First though the gist of the piece. The writer is talking about his own youth in Derry (Protestants might call it Londonderry) in Northern Ireland. The very strange thing is that while the economic set up would lead you to think that it would be a matriarchy, the actual set up was entirely different, a patriarchy.
It all revolved around the shirt factories (making them of Irish linen I assume) and there were thousands of well paid jobs for women: and almost none at all in the same town for men. No heavy industry in that part of Ireland at the time. Now when it’s women that hold the whip hand economically you expect the society itself to be matriarchal, at least to an extent. OK, maybe not very much of one, but you’d certainly expect a division of the household labor on a less than patriarchal basis. But this isn’t what happened at all. The women were doing all of the economically active work and also doing all of the household work and childcare even when long term unemployment for men was over 80%.
My assumption is that the larger culture (and in many ways that of Northern Ireland is still very different from the rest of the UK or the rest of Ireland for that matter) and the norms that it imposed were much stronger than the entirely local economic factors.
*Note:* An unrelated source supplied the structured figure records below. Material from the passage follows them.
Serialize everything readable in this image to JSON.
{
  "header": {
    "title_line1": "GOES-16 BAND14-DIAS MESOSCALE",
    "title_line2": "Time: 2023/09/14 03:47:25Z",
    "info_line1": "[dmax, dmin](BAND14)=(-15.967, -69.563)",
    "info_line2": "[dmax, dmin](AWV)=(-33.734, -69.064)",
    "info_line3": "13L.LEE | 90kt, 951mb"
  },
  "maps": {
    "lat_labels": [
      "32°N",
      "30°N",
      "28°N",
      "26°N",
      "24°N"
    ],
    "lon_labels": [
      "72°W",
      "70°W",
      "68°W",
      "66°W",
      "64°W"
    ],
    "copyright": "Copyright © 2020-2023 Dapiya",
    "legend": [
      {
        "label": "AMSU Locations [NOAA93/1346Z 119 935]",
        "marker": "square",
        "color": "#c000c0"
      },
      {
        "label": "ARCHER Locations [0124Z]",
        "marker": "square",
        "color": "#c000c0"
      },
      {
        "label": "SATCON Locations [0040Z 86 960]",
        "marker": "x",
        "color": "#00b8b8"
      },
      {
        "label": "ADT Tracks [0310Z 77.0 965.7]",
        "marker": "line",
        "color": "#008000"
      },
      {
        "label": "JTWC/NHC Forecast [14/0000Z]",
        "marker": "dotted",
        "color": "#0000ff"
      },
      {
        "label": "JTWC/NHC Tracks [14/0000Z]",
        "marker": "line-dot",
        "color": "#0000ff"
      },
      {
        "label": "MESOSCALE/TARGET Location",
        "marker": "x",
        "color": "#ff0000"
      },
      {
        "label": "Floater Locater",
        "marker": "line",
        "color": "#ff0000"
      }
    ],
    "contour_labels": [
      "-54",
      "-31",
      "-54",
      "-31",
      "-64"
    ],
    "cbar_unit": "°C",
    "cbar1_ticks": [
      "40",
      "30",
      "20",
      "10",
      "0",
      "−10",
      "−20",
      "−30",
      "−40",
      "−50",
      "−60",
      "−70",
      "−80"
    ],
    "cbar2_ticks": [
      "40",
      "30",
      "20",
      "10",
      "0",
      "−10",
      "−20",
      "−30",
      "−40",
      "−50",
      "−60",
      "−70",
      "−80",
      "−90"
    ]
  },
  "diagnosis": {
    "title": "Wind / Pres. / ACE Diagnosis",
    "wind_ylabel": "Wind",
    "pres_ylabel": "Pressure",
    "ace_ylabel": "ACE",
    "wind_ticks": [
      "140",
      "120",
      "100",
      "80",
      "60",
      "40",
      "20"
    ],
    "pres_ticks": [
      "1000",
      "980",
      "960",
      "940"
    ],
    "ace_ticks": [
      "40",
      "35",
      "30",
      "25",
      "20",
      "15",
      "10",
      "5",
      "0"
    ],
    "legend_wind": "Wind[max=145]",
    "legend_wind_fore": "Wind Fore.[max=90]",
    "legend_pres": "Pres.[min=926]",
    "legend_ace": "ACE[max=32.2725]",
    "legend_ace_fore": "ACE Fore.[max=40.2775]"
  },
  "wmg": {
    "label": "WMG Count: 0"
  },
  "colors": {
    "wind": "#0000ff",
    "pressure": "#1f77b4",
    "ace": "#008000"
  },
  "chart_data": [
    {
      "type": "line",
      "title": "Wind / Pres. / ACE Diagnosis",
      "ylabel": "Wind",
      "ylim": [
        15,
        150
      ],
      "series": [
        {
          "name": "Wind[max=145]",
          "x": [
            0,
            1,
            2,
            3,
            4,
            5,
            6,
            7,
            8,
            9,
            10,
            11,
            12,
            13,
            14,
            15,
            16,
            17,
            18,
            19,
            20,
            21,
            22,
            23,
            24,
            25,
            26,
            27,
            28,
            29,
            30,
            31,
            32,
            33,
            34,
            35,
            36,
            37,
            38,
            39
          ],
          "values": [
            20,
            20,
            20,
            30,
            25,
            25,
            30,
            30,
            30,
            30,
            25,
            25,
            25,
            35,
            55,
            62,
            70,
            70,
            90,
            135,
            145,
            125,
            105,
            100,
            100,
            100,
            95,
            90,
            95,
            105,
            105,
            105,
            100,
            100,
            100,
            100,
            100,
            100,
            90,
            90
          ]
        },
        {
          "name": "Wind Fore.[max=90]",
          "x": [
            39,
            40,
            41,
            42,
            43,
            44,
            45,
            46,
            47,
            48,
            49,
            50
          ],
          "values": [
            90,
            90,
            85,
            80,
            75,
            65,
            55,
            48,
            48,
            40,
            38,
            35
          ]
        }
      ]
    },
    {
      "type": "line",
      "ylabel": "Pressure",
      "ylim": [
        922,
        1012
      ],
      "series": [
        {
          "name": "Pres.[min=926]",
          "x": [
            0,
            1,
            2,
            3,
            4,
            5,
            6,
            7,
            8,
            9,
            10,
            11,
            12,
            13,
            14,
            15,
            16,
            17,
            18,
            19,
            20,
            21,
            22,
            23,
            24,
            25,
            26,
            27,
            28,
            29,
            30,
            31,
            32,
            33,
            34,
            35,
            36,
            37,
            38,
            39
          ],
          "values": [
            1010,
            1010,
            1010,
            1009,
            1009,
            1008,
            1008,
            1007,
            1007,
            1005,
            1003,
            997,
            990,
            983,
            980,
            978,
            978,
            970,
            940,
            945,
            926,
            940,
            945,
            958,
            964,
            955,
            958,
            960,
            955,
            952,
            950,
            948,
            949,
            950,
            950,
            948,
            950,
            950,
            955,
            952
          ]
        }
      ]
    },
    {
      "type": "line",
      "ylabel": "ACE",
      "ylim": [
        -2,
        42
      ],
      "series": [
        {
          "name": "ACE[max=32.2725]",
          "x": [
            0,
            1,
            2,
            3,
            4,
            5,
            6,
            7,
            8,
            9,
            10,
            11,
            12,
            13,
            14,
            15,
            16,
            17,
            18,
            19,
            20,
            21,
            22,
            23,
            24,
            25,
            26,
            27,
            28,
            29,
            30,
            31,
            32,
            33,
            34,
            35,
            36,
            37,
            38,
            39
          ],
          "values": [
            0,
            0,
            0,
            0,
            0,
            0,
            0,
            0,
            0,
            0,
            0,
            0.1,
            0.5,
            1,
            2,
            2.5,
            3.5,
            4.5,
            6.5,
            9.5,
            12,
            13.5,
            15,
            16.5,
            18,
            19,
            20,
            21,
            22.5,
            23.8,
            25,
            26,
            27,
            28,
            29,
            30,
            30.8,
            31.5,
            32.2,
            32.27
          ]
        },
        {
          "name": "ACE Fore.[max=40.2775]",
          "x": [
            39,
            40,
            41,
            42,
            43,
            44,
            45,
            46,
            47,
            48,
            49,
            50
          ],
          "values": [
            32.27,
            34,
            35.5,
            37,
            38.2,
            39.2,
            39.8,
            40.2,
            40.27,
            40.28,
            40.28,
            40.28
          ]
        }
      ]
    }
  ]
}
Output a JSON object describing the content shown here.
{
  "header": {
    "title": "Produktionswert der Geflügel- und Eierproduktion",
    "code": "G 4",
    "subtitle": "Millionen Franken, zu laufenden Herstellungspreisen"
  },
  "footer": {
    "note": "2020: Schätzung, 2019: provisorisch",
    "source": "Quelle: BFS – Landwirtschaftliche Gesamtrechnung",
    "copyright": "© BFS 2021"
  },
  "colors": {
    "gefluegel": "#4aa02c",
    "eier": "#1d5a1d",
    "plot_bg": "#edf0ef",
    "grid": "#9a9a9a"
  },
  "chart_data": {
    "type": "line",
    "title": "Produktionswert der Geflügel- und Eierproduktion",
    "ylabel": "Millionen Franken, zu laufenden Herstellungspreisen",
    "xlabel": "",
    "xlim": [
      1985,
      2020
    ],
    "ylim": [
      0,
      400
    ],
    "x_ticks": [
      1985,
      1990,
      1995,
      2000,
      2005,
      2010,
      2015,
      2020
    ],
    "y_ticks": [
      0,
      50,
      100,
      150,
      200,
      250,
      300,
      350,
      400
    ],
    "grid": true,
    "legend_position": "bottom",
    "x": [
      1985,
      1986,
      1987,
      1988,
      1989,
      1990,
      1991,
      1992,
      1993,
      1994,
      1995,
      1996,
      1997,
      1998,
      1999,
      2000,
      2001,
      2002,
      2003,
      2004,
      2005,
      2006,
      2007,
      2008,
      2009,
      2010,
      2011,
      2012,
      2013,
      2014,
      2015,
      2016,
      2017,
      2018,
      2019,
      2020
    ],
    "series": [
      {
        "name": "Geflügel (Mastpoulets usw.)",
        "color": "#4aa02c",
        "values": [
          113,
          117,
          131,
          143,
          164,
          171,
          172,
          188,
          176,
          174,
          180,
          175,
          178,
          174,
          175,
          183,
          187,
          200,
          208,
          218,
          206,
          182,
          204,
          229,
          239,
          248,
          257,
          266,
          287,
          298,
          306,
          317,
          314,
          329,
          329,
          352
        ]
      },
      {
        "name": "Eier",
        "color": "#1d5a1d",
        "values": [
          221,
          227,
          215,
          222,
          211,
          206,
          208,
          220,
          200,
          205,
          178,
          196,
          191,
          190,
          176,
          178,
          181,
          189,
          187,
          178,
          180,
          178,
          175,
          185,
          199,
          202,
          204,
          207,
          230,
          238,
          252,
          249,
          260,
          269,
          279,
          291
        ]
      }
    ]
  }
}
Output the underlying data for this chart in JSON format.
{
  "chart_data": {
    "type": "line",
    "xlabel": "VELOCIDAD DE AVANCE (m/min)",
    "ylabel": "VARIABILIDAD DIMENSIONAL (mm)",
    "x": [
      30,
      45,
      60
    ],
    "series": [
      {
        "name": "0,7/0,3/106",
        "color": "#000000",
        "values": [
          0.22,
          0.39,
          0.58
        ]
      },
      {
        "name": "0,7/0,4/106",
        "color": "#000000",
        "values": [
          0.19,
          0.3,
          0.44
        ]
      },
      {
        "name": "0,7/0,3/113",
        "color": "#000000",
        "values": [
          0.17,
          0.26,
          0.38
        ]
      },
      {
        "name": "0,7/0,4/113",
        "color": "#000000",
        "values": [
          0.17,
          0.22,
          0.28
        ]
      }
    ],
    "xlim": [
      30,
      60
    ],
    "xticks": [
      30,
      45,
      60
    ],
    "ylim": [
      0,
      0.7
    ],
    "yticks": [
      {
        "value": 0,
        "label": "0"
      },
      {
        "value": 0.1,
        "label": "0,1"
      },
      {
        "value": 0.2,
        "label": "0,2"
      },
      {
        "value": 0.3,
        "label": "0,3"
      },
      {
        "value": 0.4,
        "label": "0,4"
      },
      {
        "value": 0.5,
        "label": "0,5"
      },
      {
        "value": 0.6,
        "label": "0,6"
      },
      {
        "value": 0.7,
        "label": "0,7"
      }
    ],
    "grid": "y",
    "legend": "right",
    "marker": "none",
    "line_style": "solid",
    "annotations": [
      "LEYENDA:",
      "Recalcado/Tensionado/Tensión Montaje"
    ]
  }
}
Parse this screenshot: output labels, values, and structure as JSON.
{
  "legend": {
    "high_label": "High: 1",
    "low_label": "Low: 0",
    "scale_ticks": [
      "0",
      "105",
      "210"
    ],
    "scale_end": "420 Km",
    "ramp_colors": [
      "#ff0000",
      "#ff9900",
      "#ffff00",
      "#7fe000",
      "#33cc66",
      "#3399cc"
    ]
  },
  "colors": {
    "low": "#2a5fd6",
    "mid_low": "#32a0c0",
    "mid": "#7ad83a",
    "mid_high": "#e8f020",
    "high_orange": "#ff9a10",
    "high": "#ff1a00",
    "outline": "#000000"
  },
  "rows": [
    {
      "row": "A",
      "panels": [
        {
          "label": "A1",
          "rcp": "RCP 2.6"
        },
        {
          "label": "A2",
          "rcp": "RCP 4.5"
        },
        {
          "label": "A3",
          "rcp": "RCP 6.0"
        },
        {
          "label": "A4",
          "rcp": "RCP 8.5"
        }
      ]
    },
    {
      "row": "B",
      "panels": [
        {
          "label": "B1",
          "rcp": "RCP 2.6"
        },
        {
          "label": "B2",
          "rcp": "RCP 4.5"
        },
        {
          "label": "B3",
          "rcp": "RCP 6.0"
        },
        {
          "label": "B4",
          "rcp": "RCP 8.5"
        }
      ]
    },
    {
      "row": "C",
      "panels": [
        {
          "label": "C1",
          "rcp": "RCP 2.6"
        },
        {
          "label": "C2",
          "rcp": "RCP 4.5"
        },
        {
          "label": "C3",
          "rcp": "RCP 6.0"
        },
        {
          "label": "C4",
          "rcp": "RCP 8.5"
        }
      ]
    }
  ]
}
But back to the three part harmonies.
In the process I also noticed something unique about the women of Derry. When they sang along to the tunes on the radio they would naturally slip into three-part harmony.
Elsewhere in the world of the white man, groups of men or women who burst into song generally tend to sing the melody in unison. Only in Africa and in other countries populated by our darker brothers do people tend to sing three-part harmony during a knees-up.
There must be a thesis in there somewhere, along with the one about Irish traditional music having Moorish origins. Those’ll make the Ulster-Scots lobby sit up and pay attention.
(Note the phrase “darker brothers” there: yes, Northern Ireland really is still rather different.) I’d add that in the American experience this use of three part harmony is associated with Appalachia: but then that’s the area that was settled by what you call the Scots-Irish and what the author is calling the Ulster-Scots.
So I wonder (anyone know music better than I do?) whether this is actually true? Is it something confined to certain African traditions and to the Irish one?